We'll see you again, my friend

 

Last updated 3/17/2013 at 1:20pm

Richard Leo Twiss June 11, 1954 - February 9, 2013

At one or more times in our lives, we will all receive news that we did not expect nor want. But nonetheless we must accept, like it or not.

Such a time occurred when I received a phone call from Wiconi International informing me that Richard Twiss had suffered a major heart attack. Richard was in Washington to attend the annual National Prayer Breakfast. The following day he was to meet with cabinet members at the White House. That was not to be. Three days later, we received another call telling us the news we had been dreading--that he had passed on. Richard had crossed over to the other side to be with his Creator and Savior whom he loved and served.

As news spread of his passing, people throughout the world began to send in messages of condolence and tell the impact this man had made in their lives.

“Richard was a dear friend and a truly wonderful man,” wrote well-known speaker and author Dr. Tony Campolo. “This is a deeply sad day and is an incredible loss to his family but it is also an incredible loss to all indigenous people who are struggling for identity within the context of their own cultures while holding firm to the Christian faith.”

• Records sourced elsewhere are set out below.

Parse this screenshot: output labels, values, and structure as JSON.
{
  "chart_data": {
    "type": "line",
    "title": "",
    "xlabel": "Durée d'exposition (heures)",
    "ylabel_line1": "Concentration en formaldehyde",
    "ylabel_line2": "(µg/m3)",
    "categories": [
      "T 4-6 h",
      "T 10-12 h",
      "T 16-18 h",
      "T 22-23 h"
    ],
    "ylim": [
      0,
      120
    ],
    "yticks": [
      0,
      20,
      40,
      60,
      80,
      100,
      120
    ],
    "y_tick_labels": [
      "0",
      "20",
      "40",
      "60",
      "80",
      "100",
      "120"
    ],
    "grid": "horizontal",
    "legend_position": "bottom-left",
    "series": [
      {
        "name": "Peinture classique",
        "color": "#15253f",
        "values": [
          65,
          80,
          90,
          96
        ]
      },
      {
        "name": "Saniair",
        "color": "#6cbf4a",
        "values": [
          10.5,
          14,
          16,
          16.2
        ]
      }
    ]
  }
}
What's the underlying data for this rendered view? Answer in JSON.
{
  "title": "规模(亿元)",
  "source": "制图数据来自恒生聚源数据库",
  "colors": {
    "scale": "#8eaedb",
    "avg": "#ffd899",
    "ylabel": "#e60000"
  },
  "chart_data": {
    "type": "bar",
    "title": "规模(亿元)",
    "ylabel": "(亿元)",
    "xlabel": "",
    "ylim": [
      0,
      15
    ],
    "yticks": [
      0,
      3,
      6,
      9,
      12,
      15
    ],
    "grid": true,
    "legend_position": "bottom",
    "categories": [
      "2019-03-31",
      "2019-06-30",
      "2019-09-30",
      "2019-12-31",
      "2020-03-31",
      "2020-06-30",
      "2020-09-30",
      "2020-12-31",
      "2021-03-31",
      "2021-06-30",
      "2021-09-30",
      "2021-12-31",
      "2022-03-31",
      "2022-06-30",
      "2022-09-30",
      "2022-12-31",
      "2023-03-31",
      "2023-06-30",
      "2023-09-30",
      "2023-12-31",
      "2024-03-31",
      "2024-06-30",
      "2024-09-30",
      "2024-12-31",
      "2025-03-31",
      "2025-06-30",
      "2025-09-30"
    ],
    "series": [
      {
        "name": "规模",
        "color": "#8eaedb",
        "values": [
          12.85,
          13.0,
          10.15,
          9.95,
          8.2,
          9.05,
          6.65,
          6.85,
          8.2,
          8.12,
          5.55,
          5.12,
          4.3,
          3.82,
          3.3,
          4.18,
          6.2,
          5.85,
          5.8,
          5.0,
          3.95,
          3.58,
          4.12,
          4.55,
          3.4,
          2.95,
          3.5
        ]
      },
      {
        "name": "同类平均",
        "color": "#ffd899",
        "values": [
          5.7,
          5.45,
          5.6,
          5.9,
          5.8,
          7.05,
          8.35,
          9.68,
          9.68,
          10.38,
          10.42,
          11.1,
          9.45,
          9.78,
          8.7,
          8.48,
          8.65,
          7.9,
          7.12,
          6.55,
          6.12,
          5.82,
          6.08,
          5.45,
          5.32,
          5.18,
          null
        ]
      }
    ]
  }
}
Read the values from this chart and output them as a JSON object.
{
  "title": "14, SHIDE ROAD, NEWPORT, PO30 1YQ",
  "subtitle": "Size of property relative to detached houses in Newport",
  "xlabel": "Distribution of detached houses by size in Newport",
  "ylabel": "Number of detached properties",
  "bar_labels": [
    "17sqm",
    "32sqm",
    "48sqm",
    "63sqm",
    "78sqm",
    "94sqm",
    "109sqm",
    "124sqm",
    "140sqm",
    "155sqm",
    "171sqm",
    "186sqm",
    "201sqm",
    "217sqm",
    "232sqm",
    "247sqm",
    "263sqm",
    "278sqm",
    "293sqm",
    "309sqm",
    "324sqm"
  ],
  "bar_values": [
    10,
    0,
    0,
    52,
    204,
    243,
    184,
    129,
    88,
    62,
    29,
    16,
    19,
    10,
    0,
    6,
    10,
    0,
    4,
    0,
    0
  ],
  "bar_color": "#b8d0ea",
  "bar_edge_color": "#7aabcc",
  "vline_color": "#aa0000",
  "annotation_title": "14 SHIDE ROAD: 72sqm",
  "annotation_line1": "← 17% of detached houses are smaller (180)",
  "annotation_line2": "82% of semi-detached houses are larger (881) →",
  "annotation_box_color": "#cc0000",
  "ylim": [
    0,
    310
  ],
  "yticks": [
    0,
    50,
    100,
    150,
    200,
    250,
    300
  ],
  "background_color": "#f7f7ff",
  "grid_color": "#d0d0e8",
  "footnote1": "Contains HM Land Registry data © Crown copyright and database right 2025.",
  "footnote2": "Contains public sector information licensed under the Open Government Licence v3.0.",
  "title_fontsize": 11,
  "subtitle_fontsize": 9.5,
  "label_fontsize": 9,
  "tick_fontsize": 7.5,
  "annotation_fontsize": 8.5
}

Shane Claiborne of A Simple Way wrote: “This weekend I was set to speak in Detroit. A few hours before the event, I got news that our brother Richard Twiss had crossed over to the other side, after a massive heart attack a few days ago. With tears running down my face, we started the event by lighting a candle for Richard and putting his big ole smiling face up on the screen—and we carried him with us through the evening.”

Shane went on to write: “I went to bed staring at the ceiling, smiling as I thought of all the great memories of Richard...Though he left us much sooner than I would have hoped, his life was a full, beautiful, life well lived. A life that pointed to Jesus.”

Adrian Jacobs, author of The Meeting of Two Ways, wrote this about his friendship with Richard. “...the last couple of months we did reconnect. We laughed, we drank, we ate, we chatted, we talked about many things, just like old times...I grieve so deeply now and long for you still. This sadness provokes the tears that Jesus will have to wipe away because there is nothing I can do to dry them myself. Farewell, my dear brother Richard...I am your friend forever!”

“This is a profound loss for the Kingdom,” lamented Alec Hill, InterVarsity’s president. “Richard was one of those rare souls; he touched a deep chord in so many of us. His joy, wisdom, and kindness made a deep impact....”

Paula Fuller, InterVarsity’s Vice President of Multiethnic Ministries, said of Richard, “He was a partner and friend who journeyed faithfully with us, and contributed greatly to InterVarsity’s multiethnic development.”

I first met Richard at the World Christian Gathering of Indigenous Peoples in Rapid City, South Dakota in 1998. In the years since then, as I got to know him, I knew that he had a message that Native and non-Native people needed to hear.

Since 2004, I have worked for Richard as writer and editor in addition to serving as editor of Indian Life. Richard knew that Indian Life was of benefit to all Native ministries including Wiconi.

Our movie reviewer Willie Krischke and his wife Megan work with college students in Durango, Colorado. In many ways, Willie sums up my feelings about Richard—especially when I first met him.

“When I first met him,” says Willie, “I was terribly intimidated by him. Not only was he brilliant and willing to challenge everything I ever thought I knew about God and the Bible, he was 6-foot-5 with a booming voice. But the first time he teased me, I knew I was okay. I will always remember him for his earthy, often surprising sense of humor.”


Richard was fearless in speaking the truth but he always did it in love. From his unique Native perspective and his incredible humor, he made a powerful impact in the hearts of Native and non-Native people. Richard’s sole desire was that his people come to know Jesus and be all He created them to be as Indigenous people.


We are so glad we got to know Richard, work with him, and best of all, to call him friend. I can picture him dancing in heaven in his beautiful regalia, praising and worshiping the Greatest of All Chiefs—our Creator and Savior, Jesus.

In the Lakota tradition, there is no word for goodbye. So instead, we say, “Toksa ake (We’ll see you again), Richard—brother, friend, and uncle!”